Tidak sedikit kader ingin menduduki jabatan itu dengan menempuh berbagai cara yang tidak ideal atau tidak etis. Seperti memaksakan diri dengan berbagai fasilitas yang dimilikinya missal uang, popularitas dan jejaring dengan penguasa. Walaupun sebenarnya mereka tidak memiliki kualifikasi yang layak untuk menahkodai organisasi mahasiswa terbesar tersebut. Bahkan ada yang berusaha mencapainya dengan melanggar konstitusi, seperti suap dan politik uang. Namun banyak juga yang berusaha mencapainya dengan cara-cara yang sesuai aturan dan yang dari segi etis betul-betul mengutamakan kualitas atau kemampuan yang layak.
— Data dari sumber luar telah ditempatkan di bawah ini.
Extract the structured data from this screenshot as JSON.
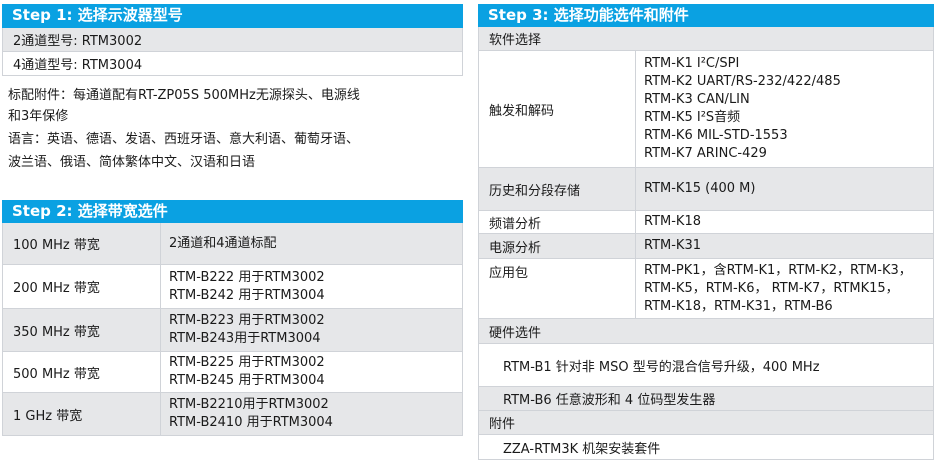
{
  "step1": {
    "title": "Step 1: 选择示波器型号",
    "models": [
      "2通道型号: RTM3002",
      "4通道型号: RTM3004"
    ],
    "notes": [
      "标配附件：每通道配有RT-ZP05S 500MHz无源探头、电源线",
      "和3年保修",
      "语言：英语、德语、发语、西班牙语、意大利语、葡萄牙语、",
      "波兰语、俄语、简体繁体中文、汉语和日语"
    ]
  },
  "step2": {
    "title": "Step 2: 选择带宽选件",
    "rows": [
      {
        "bw": "100 MHz 带宽",
        "opts": [
          "2通道和4通道标配"
        ]
      },
      {
        "bw": "200 MHz 带宽",
        "opts": [
          "RTM-B222 用于RTM3002",
          "RTM-B242 用于RTM3004"
        ]
      },
      {
        "bw": "350 MHz 带宽",
        "opts": [
          "RTM-B223 用于RTM3002",
          "RTM-B243用于RTM3004"
        ]
      },
      {
        "bw": "500 MHz 带宽",
        "opts": [
          "RTM-B225 用于RTM3002",
          "RTM-B245 用于RTM3004"
        ]
      },
      {
        "bw": "1 GHz 带宽",
        "opts": [
          "RTM-B2210用于RTM3002",
          "RTM-B2410 用于RTM3004"
        ]
      }
    ]
  },
  "step3": {
    "title": "Step 3: 选择功能选件和附件",
    "software_label": "软件选择",
    "software": [
      {
        "name": "触发和解码",
        "opts": [
          "RTM-K1 I²C/SPI",
          "RTM-K2 UART/RS-232/422/485",
          "RTM-K3 CAN/LIN",
          "RTM-K5 I²S音频",
          "RTM-K6 MIL-STD-1553",
          "RTM-K7 ARINC-429"
        ]
      },
      {
        "name": "历史和分段存储",
        "opts": [
          "RTM-K15 (400 M)"
        ]
      },
      {
        "name": "频谱分析",
        "opts": [
          "RTM-K18"
        ]
      },
      {
        "name": "电源分析",
        "opts": [
          "RTM-K31"
        ]
      },
      {
        "name": "应用包",
        "opts": [
          "RTM-PK1，含RTM-K1，RTM-K2，RTM-K3，",
          "RTM-K5，RTM-K6， RTM-K7，RTMK15，",
          "RTM-K18，RTM-K31，RTM-B6"
        ]
      }
    ],
    "hardware_label": "硬件选件",
    "hardware": [
      "RTM-B1 针对非 MSO 型号的混合信号升级，400 MHz",
      "RTM-B6 任意波形和 4 位码型发生器"
    ],
    "accessories_label": "附件",
    "accessories": [
      "ZZA-RTM3K 机架安装套件"
    ]
  },
  "colors": {
    "header": "#0aa1e2",
    "row_gray": "#e6e7e9"
  }
}
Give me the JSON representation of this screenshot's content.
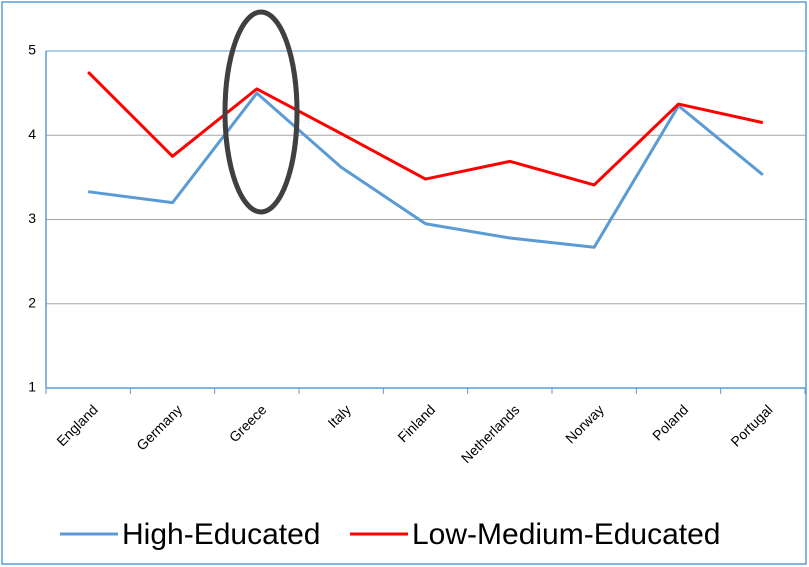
{
  "chart_data": {
    "type": "line",
    "categories": [
      "England",
      "Germany",
      "Greece",
      "Italy",
      "Finland",
      "Netherlands",
      "Norway",
      "Poland",
      "Portugal"
    ],
    "series": [
      {
        "name": "High-Educated",
        "color": "#5b9bd5",
        "values": [
          3.33,
          3.2,
          4.5,
          3.62,
          2.95,
          2.78,
          2.67,
          4.35,
          3.53
        ]
      },
      {
        "name": "Low-Medium-Educated",
        "color": "#ff0000",
        "values": [
          4.75,
          3.75,
          4.55,
          4.02,
          3.48,
          3.69,
          3.41,
          4.37,
          4.15
        ]
      }
    ],
    "ylim": [
      1,
      5
    ],
    "yticks": [
      1,
      2,
      3,
      4,
      5
    ],
    "grid": true,
    "legend": "bottom"
  }
}
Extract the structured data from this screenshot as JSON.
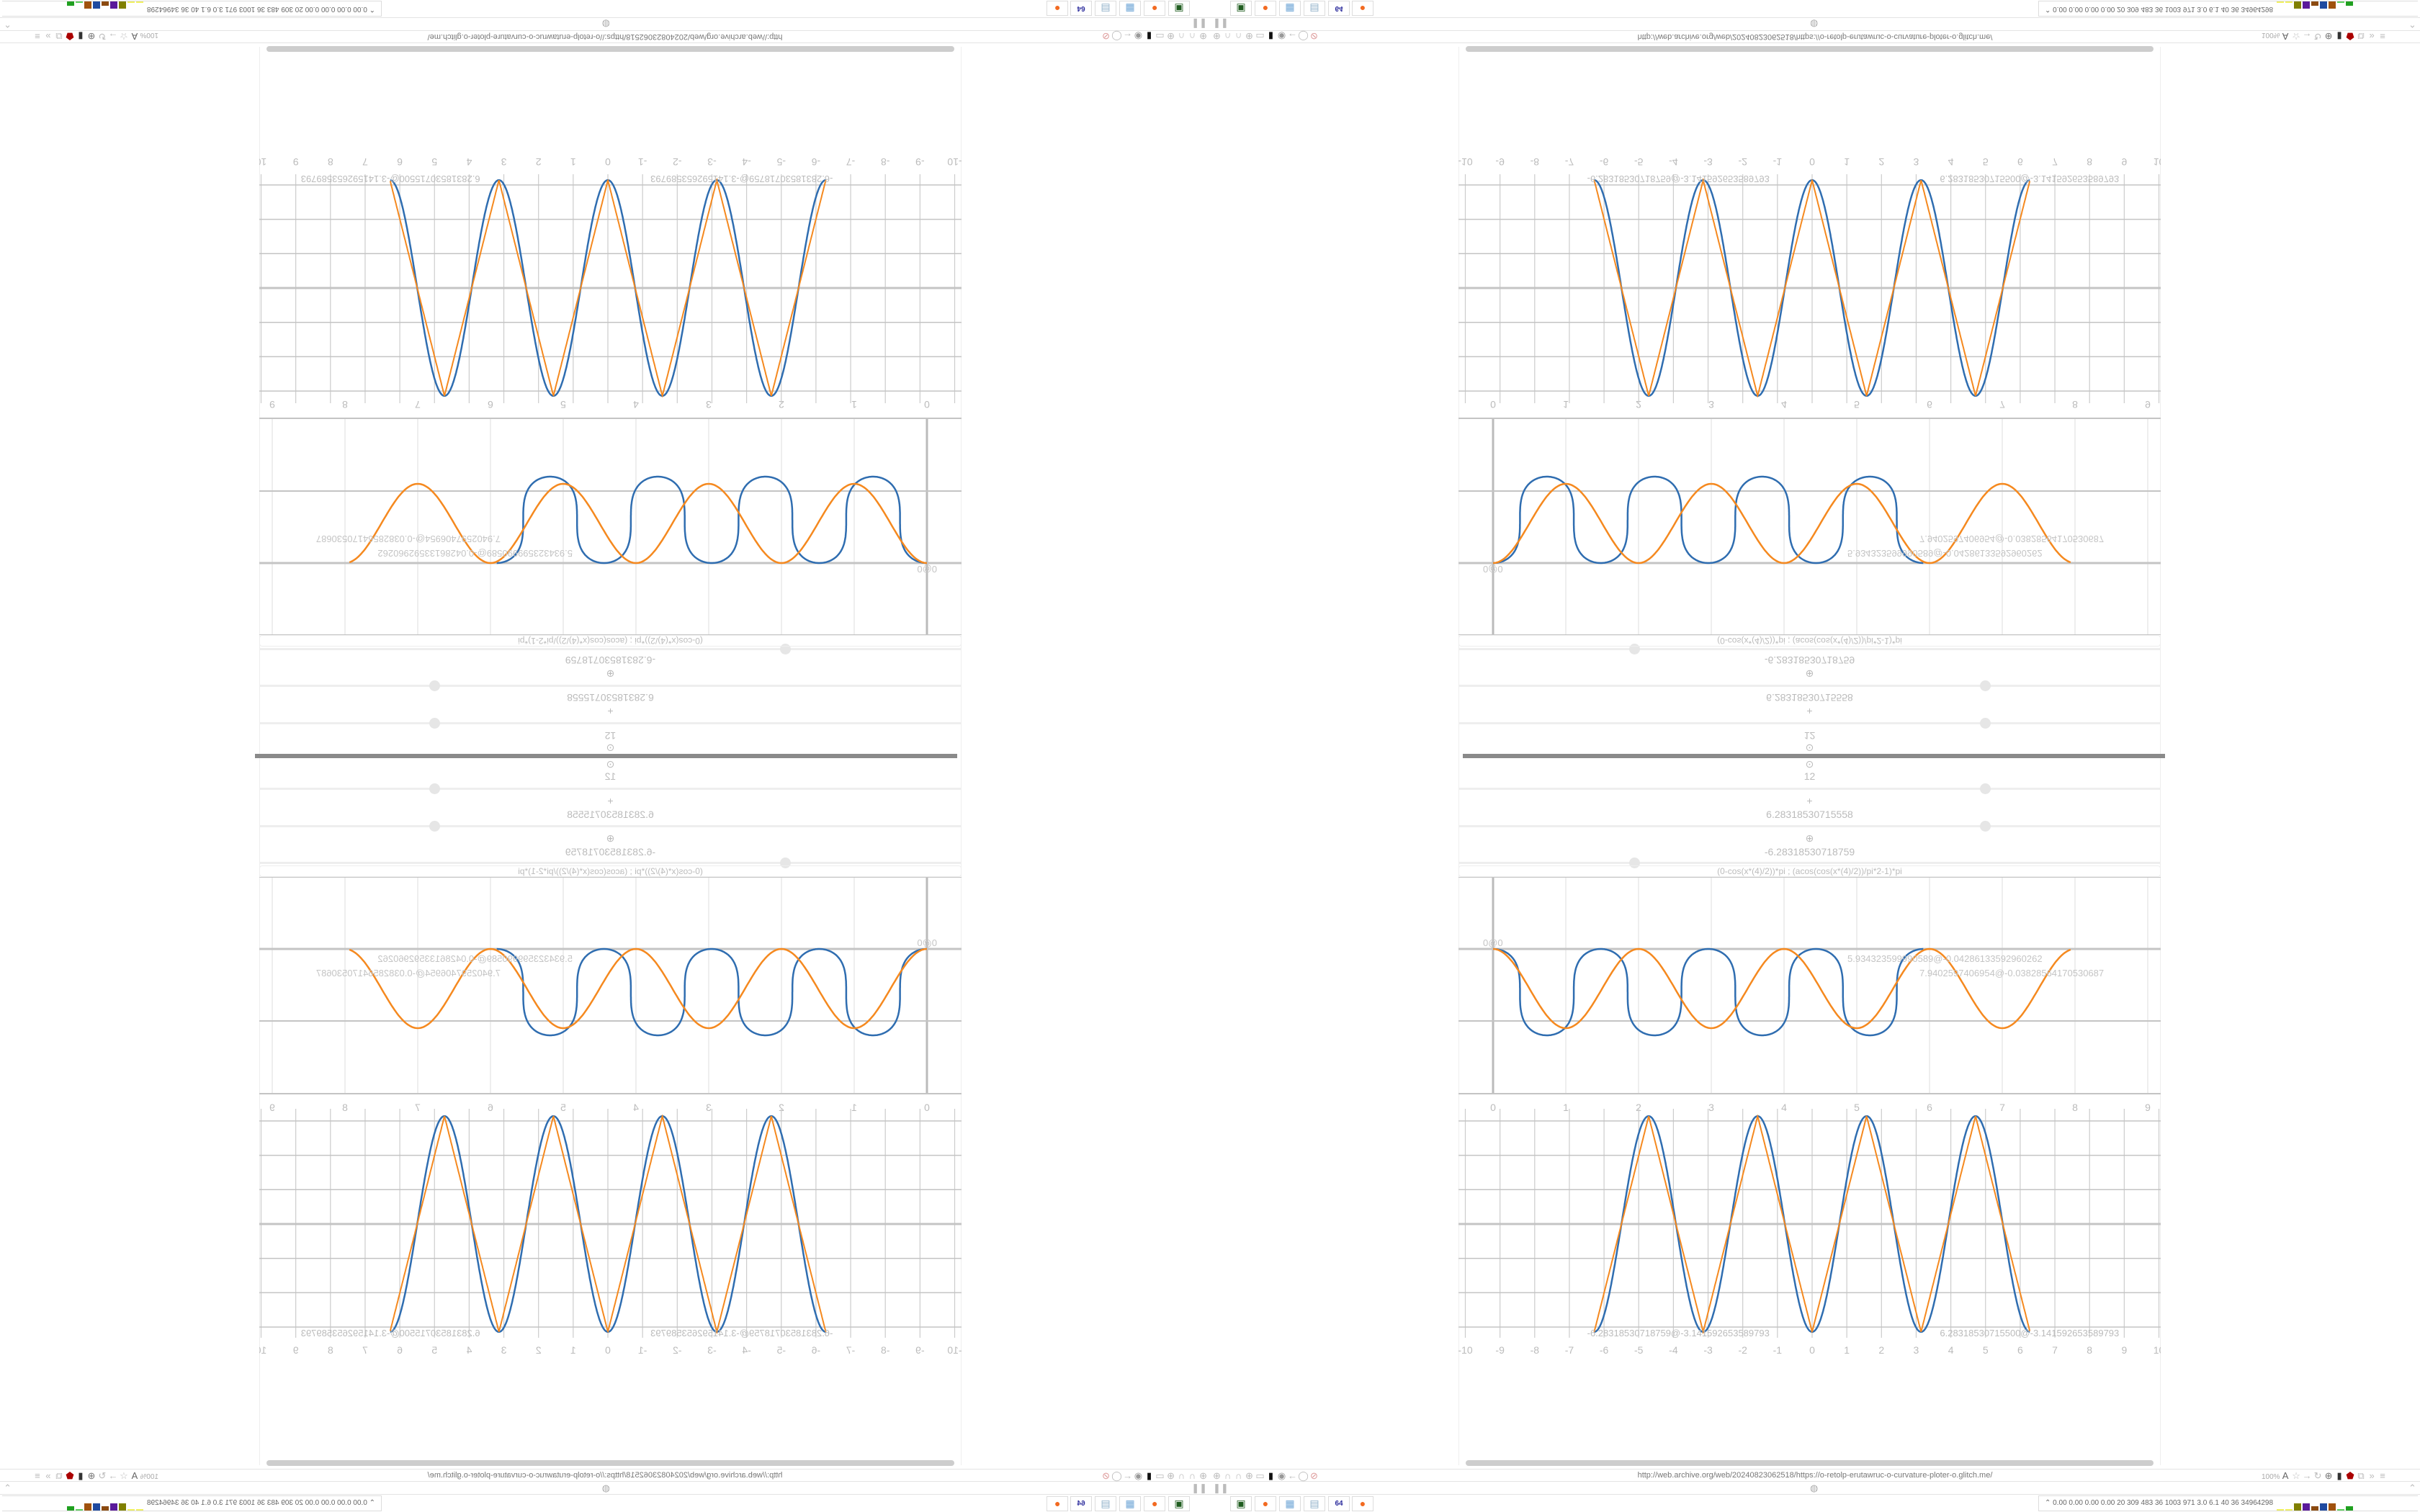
{
  "browser": {
    "url": "http://web.archive.org/web/20240823062518/https://o-retolp-erutawruc-o-curvature-ploter-o.glitch.me/",
    "zoom": "100%",
    "nav_icons_left": [
      "globe-icon",
      "headphones-icon",
      "headphones-icon",
      "globe-icon",
      "folder-icon",
      "trash-icon",
      "shield-badge-icon",
      "arrow-left-icon",
      "shield-icon",
      "lock-slash-icon"
    ],
    "nav_icons_right": [
      "translate-icon",
      "star-icon",
      "arrow-right-icon",
      "reload-icon",
      "globe-icon",
      "trash-icon",
      "red-shield-icon",
      "puzzle-icon",
      "overflow-icon",
      "menu-icon"
    ]
  },
  "controls": {
    "count_icon": "⊙",
    "count_value": "12",
    "count_slider": 0.75,
    "max_icon": "+",
    "max_value": "6.28318530715558",
    "max_slider": 0.75,
    "min_icon": "⊕",
    "min_value": "-6.28318530718759",
    "min_slider": 0.25,
    "formula": "(0-cos(x*(4)/2))*pi ; (acos(cos(x*(4)/2))/pi*2-1)*pi"
  },
  "chart_data": [
    {
      "type": "line",
      "x_ticks": [
        "0",
        "1",
        "2",
        "3",
        "4",
        "5",
        "6",
        "7",
        "8",
        "9"
      ],
      "xlim": [
        0,
        9
      ],
      "grid": true,
      "series": [
        {
          "color": "#2f6db0",
          "description_formula": "(0-cos(x*(4)/2))*pi"
        },
        {
          "color": "#f5891f",
          "description_formula": "(acos(cos(x*(4)/2))/pi*2-1)*pi"
        }
      ],
      "point_labels": [
        "0@0",
        "5.934323599990589@-0.04286133592960262",
        "7.9402597406954@-0.03828564170530687"
      ]
    },
    {
      "type": "line",
      "x_ticks": [
        "-10",
        "-9",
        "-8",
        "-7",
        "-6",
        "-5",
        "-4",
        "-3",
        "-2",
        "-1",
        "0",
        "1",
        "2",
        "3",
        "4",
        "5",
        "6",
        "7",
        "8",
        "9",
        "10"
      ],
      "xlim": [
        -10,
        10
      ],
      "ylim": [
        -3.14159,
        3.14159
      ],
      "grid": true,
      "series": [
        {
          "color": "#2f6db0",
          "formula": "(0-cos(x*(4)/2))*pi",
          "x_range": [
            -6.28318530718759,
            6.28318530715558
          ]
        },
        {
          "color": "#f5891f",
          "formula": "(acos(cos(x*(4)/2))/pi*2-1)*pi",
          "x_range": [
            -6.28318530718759,
            6.28318530715558
          ]
        }
      ],
      "point_labels": [
        "-6.28318530718759@-3.141592653589793",
        "6.28318530715500@-3.141592653589793"
      ]
    }
  ],
  "taskbar": {
    "apps": [
      {
        "name": "terminal",
        "glyph": "▣",
        "color": "#1f5c1f"
      },
      {
        "name": "firefox",
        "glyph": "●",
        "color": "#f26a21"
      },
      {
        "name": "calculator",
        "glyph": "▦",
        "color": "#6fa6d6"
      },
      {
        "name": "notepad",
        "glyph": "▤",
        "color": "#8fb0c8"
      },
      {
        "name": "floppy",
        "glyph": "64",
        "color": "#2b2b9c"
      },
      {
        "name": "firefox",
        "glyph": "●",
        "color": "#f26a21"
      }
    ],
    "tray_stats": "0.00 0.00 0.00 0.00  20  309  483  36  1003 971  3.0  6.1  40  36  34964298",
    "tray_bar_colors": [
      "#f0f060",
      "#f0f060",
      "#808000",
      "#5a1a9a",
      "#8b4a10",
      "#1f4aa0",
      "#a0520d",
      "#60d060",
      "#20a020"
    ]
  }
}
Dalam kepemimpinan aspek akseptabilitas (acceptability) memanglah berguna agar bisa dikenal, diterima, dan kemudian dipilih. Tapi jangan begitu terpilih, ceritanya jadi berbeda. Dengan akseptabilitas pula suatu kepemimpinan tidak akan mudah digoyang karena memiliki legitimasi kuat. Namun, akseptabilitas tanpa sebuah kemampuan atau kapasitas yang jelas pada organisasi bahkan lembaga/ instansi pemerintah sekalipun akan menghasilkan kinerja amburadul dan carut-marut. Maka keduanya harus berbanding lurus.
Seseorang memilih untuk menjadi pemimpin pada dasarnya mewakafkan hidupnya untuk pengabdian, berarti memiliki tanggung jawab yang lebih untuk mendedikasikan hidup mereka demi kemaslahatan umat dan bangsa. Pemimpin itu berpikir, bertindak dan bekerja bukan untuk kepentingan individu atau pun kelompok. Melainkan untuk orang lain, untuk semua. Jika ada pemimpin keluar dari prinsip ini, pada dasarnya mereka bukan pemimpin. Sayangnya, kepemimpinan di HMI sepertinya makin jauh dari prinsip ini. Akibatnya, publik sulit mempercayainya begitu saja! []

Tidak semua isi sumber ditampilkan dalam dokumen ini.